A mainstay in Italian restaurants, diners, and pizzerias, chicken parmesan — also known as chicken parm or chicken parmigiana — is actually an American dish with roots in southern Italy. The comforting dish of red sauce, chicken cutlets, and cheese originated on the East Coast from Italian immigrants during the middle of the 20th century. Cooking the recipes from their motherland, Italian-Americans applied the same cooking technique they used for a similar eggplant dish back home — melanzane alla Parmigiana — to chicken, which, unlike in Italy, was affordable in the States. By 1950, chicken parmesan was made nationwide, showing up in cookbooks and un-Italian restaurants. And, today, it even fills subs and tops pizzas.

The multi-step dish is a labor of love, not a quick weekday meal. While it's prepared differently in each kitchen, it's pretty hard to mess up chicken parmesan, making it a safe choice even in cheaper establishments. Made from scratch, the dish takes considerable time to cook, between making a fresh marinara sauce, breading and frying chicken cutlets and assembling the final dish. However, busy home cooks have adapted the recipe using store-bought ingredients. For chef Bobby Flay and many of us, Sundays are for chicken parmesan.

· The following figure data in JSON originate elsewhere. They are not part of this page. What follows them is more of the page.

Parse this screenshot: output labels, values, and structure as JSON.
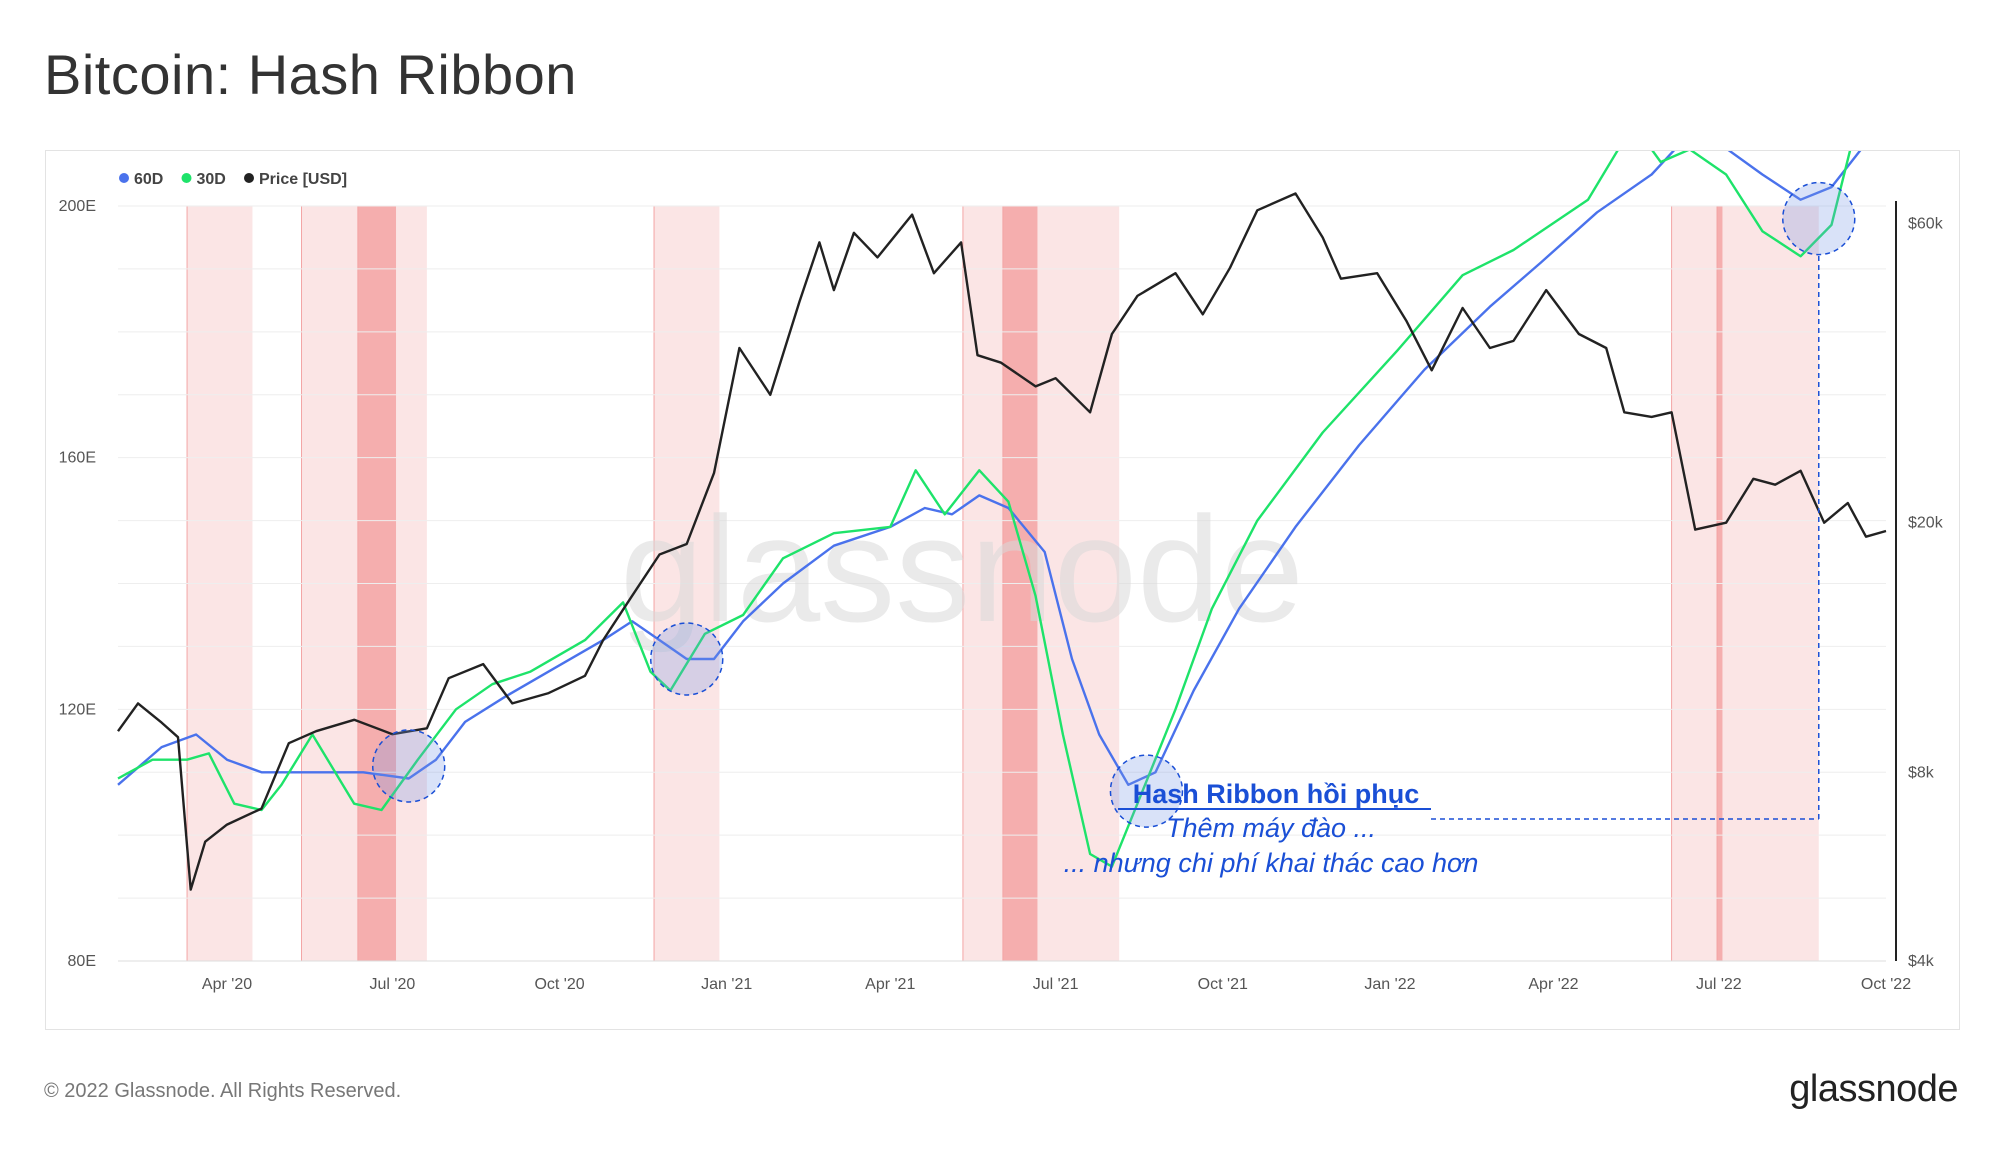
{
  "title": "Bitcoin: Hash Ribbon",
  "footer": {
    "copyright": "© 2022 Glassnode. All Rights Reserved.",
    "logo": "glassnode"
  },
  "watermark": "glassnode",
  "colors": {
    "ma60": "#4a72ec",
    "ma30": "#1ee36a",
    "price": "#222222",
    "band": "#fadcdc",
    "band_dark": "#f3a4a4",
    "annotation": "#1a4fd6",
    "circle_fill": "rgba(120,150,230,0.28)"
  },
  "chart_data": {
    "type": "line",
    "legend": [
      {
        "label": "60D",
        "color": "#4a72ec"
      },
      {
        "label": "30D",
        "color": "#1ee36a"
      },
      {
        "label": "Price [USD]",
        "color": "#222222"
      }
    ],
    "x_range": [
      "2020-02-01",
      "2022-10-01"
    ],
    "x_ticks": [
      {
        "date": "2020-04-01",
        "label": "Apr '20"
      },
      {
        "date": "2020-07-01",
        "label": "Jul '20"
      },
      {
        "date": "2020-10-01",
        "label": "Oct '20"
      },
      {
        "date": "2021-01-01",
        "label": "Jan '21"
      },
      {
        "date": "2021-04-01",
        "label": "Apr '21"
      },
      {
        "date": "2021-07-01",
        "label": "Jul '21"
      },
      {
        "date": "2021-10-01",
        "label": "Oct '21"
      },
      {
        "date": "2022-01-01",
        "label": "Jan '22"
      },
      {
        "date": "2022-04-01",
        "label": "Apr '22"
      },
      {
        "date": "2022-07-01",
        "label": "Jul '22"
      },
      {
        "date": "2022-10-01",
        "label": "Oct '22"
      }
    ],
    "y_left": {
      "label_unit": "E",
      "ylim": [
        80,
        200
      ],
      "ticks": [
        {
          "value": 80,
          "label": "80E"
        },
        {
          "value": 120,
          "label": "120E"
        },
        {
          "value": 160,
          "label": "160E"
        },
        {
          "value": 200,
          "label": "200E"
        }
      ]
    },
    "y_right": {
      "scale": "log",
      "ylim": [
        4000,
        64000
      ],
      "ticks": [
        {
          "value": 4000,
          "label": "$4k"
        },
        {
          "value": 8000,
          "label": "$8k"
        },
        {
          "value": 20000,
          "label": "$20k"
        },
        {
          "value": 60000,
          "label": "$60k"
        }
      ]
    },
    "bands": [
      {
        "start": "2020-03-10",
        "end": "2020-04-15",
        "dark": false
      },
      {
        "start": "2020-05-12",
        "end": "2020-07-20",
        "dark": false
      },
      {
        "start": "2020-06-12",
        "end": "2020-07-03",
        "dark": true
      },
      {
        "start": "2020-11-22",
        "end": "2020-12-28",
        "dark": false
      },
      {
        "start": "2021-05-11",
        "end": "2021-08-05",
        "dark": false
      },
      {
        "start": "2021-06-02",
        "end": "2021-06-21",
        "dark": true
      },
      {
        "start": "2022-06-05",
        "end": "2022-08-25",
        "dark": false
      },
      {
        "start": "2022-06-30",
        "end": "2022-07-03",
        "dark": true
      }
    ],
    "series": [
      {
        "name": "60D",
        "axis": "left",
        "color": "#4a72ec",
        "points": [
          [
            "2020-02-01",
            108
          ],
          [
            "2020-02-25",
            114
          ],
          [
            "2020-03-15",
            116
          ],
          [
            "2020-04-01",
            112
          ],
          [
            "2020-04-20",
            110
          ],
          [
            "2020-05-15",
            110
          ],
          [
            "2020-06-15",
            110
          ],
          [
            "2020-07-10",
            109
          ],
          [
            "2020-07-25",
            112
          ],
          [
            "2020-08-10",
            118
          ],
          [
            "2020-09-01",
            122
          ],
          [
            "2020-09-25",
            126
          ],
          [
            "2020-10-25",
            131
          ],
          [
            "2020-11-10",
            134
          ],
          [
            "2020-11-25",
            131
          ],
          [
            "2020-12-10",
            128
          ],
          [
            "2020-12-25",
            128
          ],
          [
            "2021-01-10",
            134
          ],
          [
            "2021-02-01",
            140
          ],
          [
            "2021-03-01",
            146
          ],
          [
            "2021-04-01",
            149
          ],
          [
            "2021-04-20",
            152
          ],
          [
            "2021-05-05",
            151
          ],
          [
            "2021-05-20",
            154
          ],
          [
            "2021-06-05",
            152
          ],
          [
            "2021-06-25",
            145
          ],
          [
            "2021-07-10",
            128
          ],
          [
            "2021-07-25",
            116
          ],
          [
            "2021-08-10",
            108
          ],
          [
            "2021-08-25",
            110
          ],
          [
            "2021-09-15",
            123
          ],
          [
            "2021-10-10",
            136
          ],
          [
            "2021-11-10",
            149
          ],
          [
            "2021-12-15",
            162
          ],
          [
            "2022-01-20",
            174
          ],
          [
            "2022-02-25",
            184
          ],
          [
            "2022-03-25",
            191
          ],
          [
            "2022-04-25",
            199
          ],
          [
            "2022-05-25",
            205
          ],
          [
            "2022-06-10",
            210
          ],
          [
            "2022-07-01",
            210
          ],
          [
            "2022-07-25",
            205
          ],
          [
            "2022-08-15",
            201
          ],
          [
            "2022-09-01",
            203
          ],
          [
            "2022-09-20",
            210
          ],
          [
            "2022-10-01",
            215
          ]
        ]
      },
      {
        "name": "30D",
        "axis": "left",
        "color": "#1ee36a",
        "points": [
          [
            "2020-02-01",
            109
          ],
          [
            "2020-02-20",
            112
          ],
          [
            "2020-03-10",
            112
          ],
          [
            "2020-03-22",
            113
          ],
          [
            "2020-04-05",
            105
          ],
          [
            "2020-04-20",
            104
          ],
          [
            "2020-05-01",
            108
          ],
          [
            "2020-05-18",
            116
          ],
          [
            "2020-06-10",
            105
          ],
          [
            "2020-06-25",
            104
          ],
          [
            "2020-07-15",
            112
          ],
          [
            "2020-08-05",
            120
          ],
          [
            "2020-08-25",
            124
          ],
          [
            "2020-09-15",
            126
          ],
          [
            "2020-10-15",
            131
          ],
          [
            "2020-11-05",
            137
          ],
          [
            "2020-11-20",
            126
          ],
          [
            "2020-12-01",
            123
          ],
          [
            "2020-12-20",
            132
          ],
          [
            "2021-01-10",
            135
          ],
          [
            "2021-02-01",
            144
          ],
          [
            "2021-03-01",
            148
          ],
          [
            "2021-04-01",
            149
          ],
          [
            "2021-04-15",
            158
          ],
          [
            "2021-05-01",
            151
          ],
          [
            "2021-05-20",
            158
          ],
          [
            "2021-06-05",
            153
          ],
          [
            "2021-06-20",
            138
          ],
          [
            "2021-07-05",
            116
          ],
          [
            "2021-07-20",
            97
          ],
          [
            "2021-08-01",
            95
          ],
          [
            "2021-08-15",
            105
          ],
          [
            "2021-09-05",
            120
          ],
          [
            "2021-09-25",
            136
          ],
          [
            "2021-10-20",
            150
          ],
          [
            "2021-11-25",
            164
          ],
          [
            "2022-01-05",
            177
          ],
          [
            "2022-02-10",
            189
          ],
          [
            "2022-03-10",
            193
          ],
          [
            "2022-04-20",
            201
          ],
          [
            "2022-05-15",
            213
          ],
          [
            "2022-05-30",
            207
          ],
          [
            "2022-06-15",
            209
          ],
          [
            "2022-07-05",
            205
          ],
          [
            "2022-07-25",
            196
          ],
          [
            "2022-08-15",
            192
          ],
          [
            "2022-09-01",
            197
          ],
          [
            "2022-09-20",
            219
          ],
          [
            "2022-10-01",
            224
          ]
        ]
      },
      {
        "name": "Price [USD]",
        "axis": "right",
        "color": "#222222",
        "points": [
          [
            "2020-02-01",
            9300
          ],
          [
            "2020-02-12",
            10300
          ],
          [
            "2020-02-25",
            9600
          ],
          [
            "2020-03-05",
            9100
          ],
          [
            "2020-03-12",
            5200
          ],
          [
            "2020-03-20",
            6200
          ],
          [
            "2020-04-01",
            6600
          ],
          [
            "2020-04-20",
            7000
          ],
          [
            "2020-05-05",
            8900
          ],
          [
            "2020-05-20",
            9300
          ],
          [
            "2020-06-10",
            9700
          ],
          [
            "2020-07-01",
            9200
          ],
          [
            "2020-07-20",
            9400
          ],
          [
            "2020-08-01",
            11300
          ],
          [
            "2020-08-20",
            11900
          ],
          [
            "2020-09-05",
            10300
          ],
          [
            "2020-09-25",
            10700
          ],
          [
            "2020-10-15",
            11400
          ],
          [
            "2020-10-25",
            13000
          ],
          [
            "2020-11-10",
            15300
          ],
          [
            "2020-11-25",
            17800
          ],
          [
            "2020-12-10",
            18500
          ],
          [
            "2020-12-25",
            24000
          ],
          [
            "2021-01-08",
            38000
          ],
          [
            "2021-01-25",
            32000
          ],
          [
            "2021-02-10",
            45000
          ],
          [
            "2021-02-21",
            56000
          ],
          [
            "2021-03-01",
            47000
          ],
          [
            "2021-03-12",
            58000
          ],
          [
            "2021-03-25",
            53000
          ],
          [
            "2021-04-13",
            62000
          ],
          [
            "2021-04-25",
            50000
          ],
          [
            "2021-05-10",
            56000
          ],
          [
            "2021-05-19",
            37000
          ],
          [
            "2021-06-01",
            36000
          ],
          [
            "2021-06-20",
            33000
          ],
          [
            "2021-07-01",
            34000
          ],
          [
            "2021-07-20",
            30000
          ],
          [
            "2021-08-01",
            40000
          ],
          [
            "2021-08-15",
            46000
          ],
          [
            "2021-09-05",
            50000
          ],
          [
            "2021-09-20",
            43000
          ],
          [
            "2021-10-05",
            51000
          ],
          [
            "2021-10-20",
            63000
          ],
          [
            "2021-11-10",
            67000
          ],
          [
            "2021-11-25",
            57000
          ],
          [
            "2021-12-05",
            49000
          ],
          [
            "2021-12-25",
            50000
          ],
          [
            "2022-01-10",
            42000
          ],
          [
            "2022-01-24",
            35000
          ],
          [
            "2022-02-10",
            44000
          ],
          [
            "2022-02-25",
            38000
          ],
          [
            "2022-03-10",
            39000
          ],
          [
            "2022-03-28",
            47000
          ],
          [
            "2022-04-15",
            40000
          ],
          [
            "2022-04-30",
            38000
          ],
          [
            "2022-05-10",
            30000
          ],
          [
            "2022-05-25",
            29500
          ],
          [
            "2022-06-05",
            30000
          ],
          [
            "2022-06-18",
            19500
          ],
          [
            "2022-07-05",
            20000
          ],
          [
            "2022-07-20",
            23500
          ],
          [
            "2022-08-01",
            23000
          ],
          [
            "2022-08-15",
            24200
          ],
          [
            "2022-08-28",
            20000
          ],
          [
            "2022-09-10",
            21500
          ],
          [
            "2022-09-20",
            19000
          ],
          [
            "2022-10-01",
            19400
          ]
        ]
      }
    ],
    "highlight_circles": [
      {
        "date": "2020-07-10",
        "value": 111
      },
      {
        "date": "2020-12-10",
        "value": 128
      },
      {
        "date": "2021-08-20",
        "value": 107
      },
      {
        "date": "2022-08-25",
        "value": 198
      }
    ],
    "annotation": {
      "title": "Hash Ribbon hồi phục",
      "lines": [
        "Thêm máy đào ...",
        "... nhưng chi phí khai thác cao hơn"
      ],
      "pointer_date": "2022-08-25"
    }
  }
}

In a recent Instagram video, Flay demonstrates how to make the perfect chicken parmesan. Flay walks viewers through each step of the recipe, from dredging the chicken in flour to putting on the final torn basil garnish, all while channeling his best Giada De Laurentiis pronunciation of the dish: "chicken parmigiano."

Flay's deconstructed chicken parmesan

Often chicken parmesan is served drowning in red sauce and cheese, whether on a platter or stuffed into a sandwich. Although tasty, the fried chicken gets soggy, losing that delicious crunch you worked hard to achieve. While it may look upside down, Flay's chicken parmesan has all the traditional components without compromising the chicken's wonderful texture.

Flay begins his Instagram video by preparing the chicken cutlets. He dredges boneless, skinless chicken breasts in the typical three-step breading technique starting with all-purpose flour. An egg wash and panko breadcrumbs follow, seasoning each component. The large cutlets are fried in canola oil until golden brown and cooked through.

Flay tops each chicken cutlet with two thick slices of bufala mozzarella, exposing the cutlets' edges to prevent the cheese from making them soggy. He transfers the cheese-crowned chicken to a baking sheet in the oven for a few minutes to lightly melt the cheese. The finished cutlets are then placed on top of a pool of homemade marinara sauce, again minimizing the risk of creating soggy chicken by resisting pouring the sauce directly on top.

To finish the dish, Flay adds a generous sprinkling of Parmigiano-Reggiano cheese for umami, torn fresh basil leaves, and a delicate mound of peppery arugula for fresh contrast. The mouthwatering dish is served at Flay's Las Vegas restaurant, Amalfi — which opened at Caesars Palace in May 2021 — and can be easily replicated by home cooks for a Sunday meal the whole family will devour.